Smith, a former Republican senator from Oregon, agreed.

“While there is a rare interruption, the truth of the matter is, 99 percent of these negotiations are carried out without interruption on a market basis,” he said.

Ironically, one such disruption had commenced just hours before, when the retrans contract between LIN TV and Dish Network expired. LIN said it pulled 27 local TV station signals from Dish systems at midnight on Friday. However, another retrans negotiation was settled last week before any contention was publicized. Sinclair Broadcast Group quietly cut a carriage deal with Comcast for 36 TV stations in 22 markets.

Smith deftly fielded a query about whether or not it was helpful to the NAB that Republicans had reclaimed the House.

“Our issues are not Republican and Democratic . . . they’re about the American people--news, weather, sports and emergency information they want to watch,” he said. “I find friends on both sides of the aisle.
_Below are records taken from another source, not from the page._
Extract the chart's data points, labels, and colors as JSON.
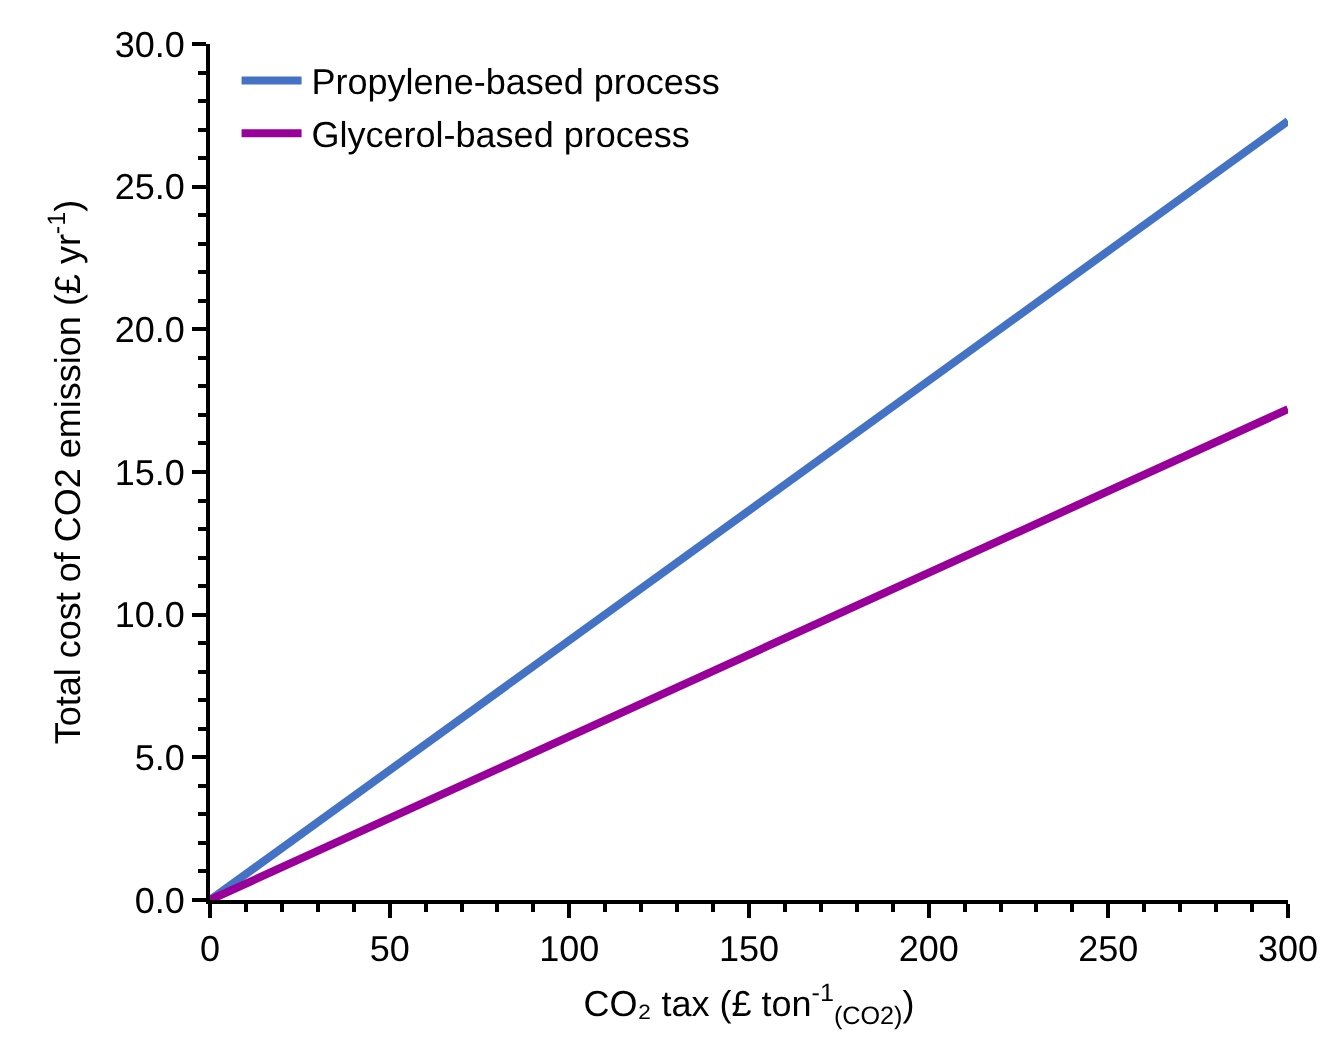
{
  "chart_data": {
    "type": "line",
    "xlabel": "CO₂ tax (£ ton$^{-1}$$_{(CO2)}$)",
    "ylabel": "Total cost of CO2 emission (£ yr$^{-1}$)",
    "x": [
      0,
      300
    ],
    "series": [
      {
        "name": "Propylene-based process",
        "color": "#4472c4",
        "values": [
          0,
          27.3
        ]
      },
      {
        "name": "Glycerol-based process",
        "color": "#990099",
        "values": [
          0,
          17.2
        ]
      }
    ],
    "xlim": [
      0,
      300
    ],
    "xticks": [
      0,
      50,
      100,
      150,
      200,
      250,
      300
    ],
    "ylim": [
      0,
      30
    ],
    "yticks": [
      {
        "value": 0,
        "label": "0.0"
      },
      {
        "value": 5,
        "label": "5.0"
      },
      {
        "value": 10,
        "label": "10.0"
      },
      {
        "value": 15,
        "label": "15.0"
      },
      {
        "value": 20,
        "label": "20.0"
      },
      {
        "value": 25,
        "label": "25.0"
      },
      {
        "value": 30,
        "label": "30.0"
      }
    ],
    "grid": false,
    "legend": "top left",
    "marker": "none",
    "line_style": "solid"
  }
}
The fact of a divided government gives you a lot more procedural hurdles to utilize if you need to . . . when I served, I think I was viewed as a constructive conservative. I count many, many friends on the Democratic side of the aisle.”

The imposition of network neutrality rules by the Federal Communications Commission gave Smith concerns about over-regulation in general, he said.
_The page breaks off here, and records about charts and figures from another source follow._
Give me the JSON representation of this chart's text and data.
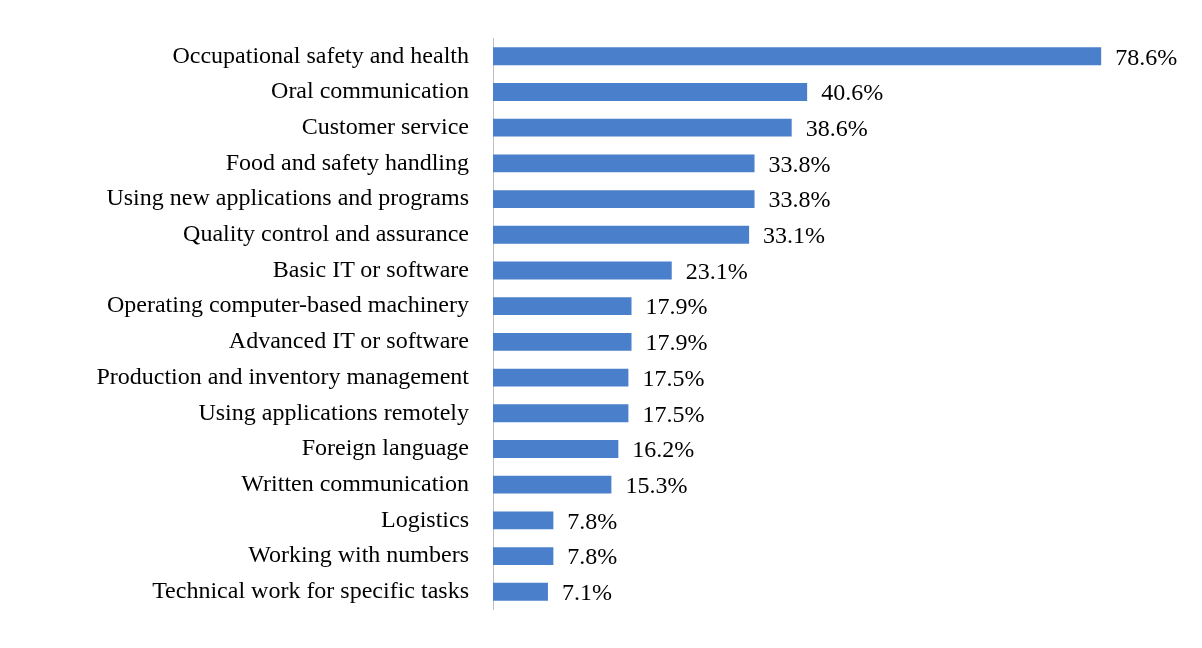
{
  "chart_data": {
    "type": "bar",
    "orientation": "horizontal",
    "categories": [
      "Occupational safety and health",
      "Oral communication",
      "Customer service",
      "Food and safety handling",
      "Using new applications and programs",
      "Quality control and assurance",
      "Basic IT or software",
      "Operating computer-based machinery",
      "Advanced IT or software",
      "Production and inventory management",
      "Using applications remotely",
      "Foreign language",
      "Written communication",
      "Logistics",
      "Working with numbers",
      "Technical work for specific tasks"
    ],
    "values": [
      78.6,
      40.6,
      38.6,
      33.8,
      33.8,
      33.1,
      23.1,
      17.9,
      17.9,
      17.5,
      17.5,
      16.2,
      15.3,
      7.8,
      7.8,
      7.1
    ],
    "value_labels": [
      "78.6%",
      "40.6%",
      "38.6%",
      "33.8%",
      "33.8%",
      "33.1%",
      "23.1%",
      "17.9%",
      "17.9%",
      "17.5%",
      "17.5%",
      "16.2%",
      "15.3%",
      "7.8%",
      "7.8%",
      "7.1%"
    ],
    "color": "#4a7fcb",
    "legend": false,
    "tick_labels": "y"
  }
}
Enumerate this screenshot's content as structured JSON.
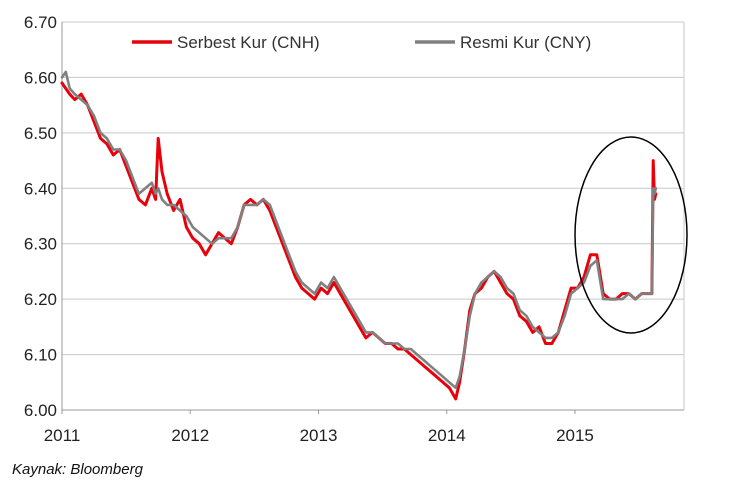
{
  "source_note": "Kaynak: Bloomberg",
  "chart_data": {
    "type": "line",
    "title": "",
    "xlabel": "",
    "ylabel": "",
    "x_ticks": [
      "2011",
      "2012",
      "2013",
      "2014",
      "2015"
    ],
    "x_tick_values": [
      2011.0,
      2012.0,
      2013.0,
      2014.0,
      2015.0
    ],
    "xlim": [
      2011.0,
      2015.85
    ],
    "y_ticks": [
      "6.00",
      "6.10",
      "6.20",
      "6.30",
      "6.40",
      "6.50",
      "6.60",
      "6.70"
    ],
    "ylim": [
      6.0,
      6.7
    ],
    "grid": "horizontal",
    "legend_position": "top",
    "annotation": "ellipse around mid-2015 to August 2015 spike",
    "series": [
      {
        "name": "Serbest Kur (CNH)",
        "color": "#e8000b",
        "x": [
          2011.0,
          2011.03,
          2011.06,
          2011.1,
          2011.15,
          2011.2,
          2011.25,
          2011.3,
          2011.35,
          2011.4,
          2011.45,
          2011.5,
          2011.55,
          2011.6,
          2011.65,
          2011.7,
          2011.73,
          2011.75,
          2011.78,
          2011.82,
          2011.87,
          2011.92,
          2011.97,
          2012.02,
          2012.07,
          2012.12,
          2012.17,
          2012.22,
          2012.27,
          2012.32,
          2012.37,
          2012.42,
          2012.47,
          2012.52,
          2012.57,
          2012.62,
          2012.67,
          2012.72,
          2012.77,
          2012.82,
          2012.87,
          2012.92,
          2012.97,
          2013.02,
          2013.07,
          2013.12,
          2013.17,
          2013.22,
          2013.27,
          2013.32,
          2013.37,
          2013.42,
          2013.47,
          2013.52,
          2013.57,
          2013.62,
          2013.67,
          2013.72,
          2013.77,
          2013.82,
          2013.87,
          2013.92,
          2013.97,
          2014.02,
          2014.07,
          2014.1,
          2014.14,
          2014.18,
          2014.22,
          2014.27,
          2014.32,
          2014.37,
          2014.42,
          2014.47,
          2014.52,
          2014.57,
          2014.62,
          2014.67,
          2014.72,
          2014.77,
          2014.82,
          2014.87,
          2014.92,
          2014.97,
          2015.02,
          2015.07,
          2015.12,
          2015.17,
          2015.22,
          2015.27,
          2015.32,
          2015.37,
          2015.42,
          2015.47,
          2015.52,
          2015.57,
          2015.6,
          2015.61,
          2015.62,
          2015.63
        ],
        "y": [
          6.59,
          6.58,
          6.57,
          6.56,
          6.57,
          6.55,
          6.52,
          6.49,
          6.48,
          6.46,
          6.47,
          6.44,
          6.41,
          6.38,
          6.37,
          6.4,
          6.38,
          6.49,
          6.43,
          6.39,
          6.36,
          6.38,
          6.33,
          6.31,
          6.3,
          6.28,
          6.3,
          6.32,
          6.31,
          6.3,
          6.33,
          6.37,
          6.38,
          6.37,
          6.38,
          6.36,
          6.33,
          6.3,
          6.27,
          6.24,
          6.22,
          6.21,
          6.2,
          6.22,
          6.21,
          6.23,
          6.21,
          6.19,
          6.17,
          6.15,
          6.13,
          6.14,
          6.13,
          6.12,
          6.12,
          6.11,
          6.11,
          6.1,
          6.09,
          6.08,
          6.07,
          6.06,
          6.05,
          6.04,
          6.02,
          6.05,
          6.11,
          6.18,
          6.21,
          6.22,
          6.24,
          6.25,
          6.23,
          6.21,
          6.2,
          6.17,
          6.16,
          6.14,
          6.15,
          6.12,
          6.12,
          6.14,
          6.18,
          6.22,
          6.22,
          6.24,
          6.28,
          6.28,
          6.21,
          6.2,
          6.2,
          6.21,
          6.21,
          6.2,
          6.21,
          6.21,
          6.21,
          6.45,
          6.38,
          6.39
        ]
      },
      {
        "name": "Resmi Kur (CNY)",
        "color": "#808080",
        "x": [
          2011.0,
          2011.03,
          2011.06,
          2011.1,
          2011.15,
          2011.2,
          2011.25,
          2011.3,
          2011.35,
          2011.4,
          2011.45,
          2011.5,
          2011.55,
          2011.6,
          2011.65,
          2011.7,
          2011.73,
          2011.75,
          2011.78,
          2011.82,
          2011.87,
          2011.92,
          2011.97,
          2012.02,
          2012.07,
          2012.12,
          2012.17,
          2012.22,
          2012.27,
          2012.32,
          2012.37,
          2012.42,
          2012.47,
          2012.52,
          2012.57,
          2012.62,
          2012.67,
          2012.72,
          2012.77,
          2012.82,
          2012.87,
          2012.92,
          2012.97,
          2013.02,
          2013.07,
          2013.12,
          2013.17,
          2013.22,
          2013.27,
          2013.32,
          2013.37,
          2013.42,
          2013.47,
          2013.52,
          2013.57,
          2013.62,
          2013.67,
          2013.72,
          2013.77,
          2013.82,
          2013.87,
          2013.92,
          2013.97,
          2014.02,
          2014.07,
          2014.1,
          2014.14,
          2014.18,
          2014.22,
          2014.27,
          2014.32,
          2014.37,
          2014.42,
          2014.47,
          2014.52,
          2014.57,
          2014.62,
          2014.67,
          2014.72,
          2014.77,
          2014.82,
          2014.87,
          2014.92,
          2014.97,
          2015.02,
          2015.07,
          2015.12,
          2015.17,
          2015.22,
          2015.27,
          2015.32,
          2015.37,
          2015.42,
          2015.47,
          2015.52,
          2015.57,
          2015.6,
          2015.61,
          2015.62,
          2015.63
        ],
        "y": [
          6.6,
          6.61,
          6.58,
          6.57,
          6.56,
          6.55,
          6.53,
          6.5,
          6.49,
          6.47,
          6.47,
          6.45,
          6.42,
          6.39,
          6.4,
          6.41,
          6.39,
          6.4,
          6.38,
          6.37,
          6.37,
          6.36,
          6.35,
          6.33,
          6.32,
          6.31,
          6.3,
          6.31,
          6.31,
          6.31,
          6.33,
          6.37,
          6.37,
          6.37,
          6.38,
          6.37,
          6.34,
          6.31,
          6.28,
          6.25,
          6.23,
          6.22,
          6.21,
          6.23,
          6.22,
          6.24,
          6.22,
          6.2,
          6.18,
          6.16,
          6.14,
          6.14,
          6.13,
          6.12,
          6.12,
          6.12,
          6.11,
          6.11,
          6.1,
          6.09,
          6.08,
          6.07,
          6.06,
          6.05,
          6.04,
          6.06,
          6.11,
          6.17,
          6.21,
          6.23,
          6.24,
          6.25,
          6.24,
          6.22,
          6.21,
          6.18,
          6.17,
          6.15,
          6.14,
          6.13,
          6.13,
          6.14,
          6.17,
          6.21,
          6.22,
          6.23,
          6.26,
          6.27,
          6.2,
          6.2,
          6.2,
          6.2,
          6.21,
          6.2,
          6.21,
          6.21,
          6.21,
          6.4,
          6.39,
          6.4
        ]
      }
    ]
  }
}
“My hope is that the FCC will act in accordance with what they’ve said publicly, and that they don’t have the statutory authority to impose bringing arbitration or some new system that puts the government’s thumb on negotiation and tries to force a particular outcome,” he said.

With regard to spectrum, Smith noted that broadcasters relinquished nearly a third of their spectrum in the DTV transition.

“The ink’s hardly dry on the bill, and already the demand is ‘we need more,’” he said.

The Obama Administration is now seeking to repurpose 40 percent of the remaining TV spectrum for wireless broadband. It has proposed to do so before conducting a full survey of what is available and what’s in use. And while broadcasters have repeatedly been charged with “spectrum squatting,” Smith noted recent disclosures by Time Warner and Clearwire having “tremendous amounts” of unpurposed spectrum.

“You can call it hoarding if you want,” Smith said.

The FCC needs Congressional authority to hold its proposed incentive auctions, by which broadcasters who voluntarily relinquish spectrum would be paid a cut of the proceeds. But it does not need such authority to repack the broadcast spectrum, requiring TV stations to move to new channel assignments.

“Our hope is to keep ‘voluntary,’ voluntary, so that if you don’t volunteer to go out of business, that you’re not placed in an inferior band,” he said. “That you don’t lose multicasting, which is your foreign-language stations, religious stations, minority stations. We don’t want to lose the future of mobile television.”

Smith said mobile and multicasting represented “tremendous innovations” broadcasters have already sunk millions into. Repacking, “really just forced relocation,” he said, could put broadcasters into bandwidth with poorer coverage characteristics. Smith called upon TV manufacturers to improve reception capabilities.

Without ball-parking a overall percentage of how many broadcasters would bite on incentive auctions, Smith said cash-strapped operations would be tempted.

“I don’t know where they came up with needing another 120 MHz,” Smith said. “I don’t know why that number comes out of broadcasting, so somewhere between there and zero, there’ll be some broadcasters who are under water economically who’ll gladly agree to go out of business for a market fee.”

Smith also noted that in a “pay-go” environment, spectrum auction proceeds “were every legislators pay-for for everything. So when you put billions on the table, there’s a lot of claimants. So where will broadcasters fare? So I’ve said to those in broadcasting who may want to volunteer to make sure the check clears before you let go of your spectrum.”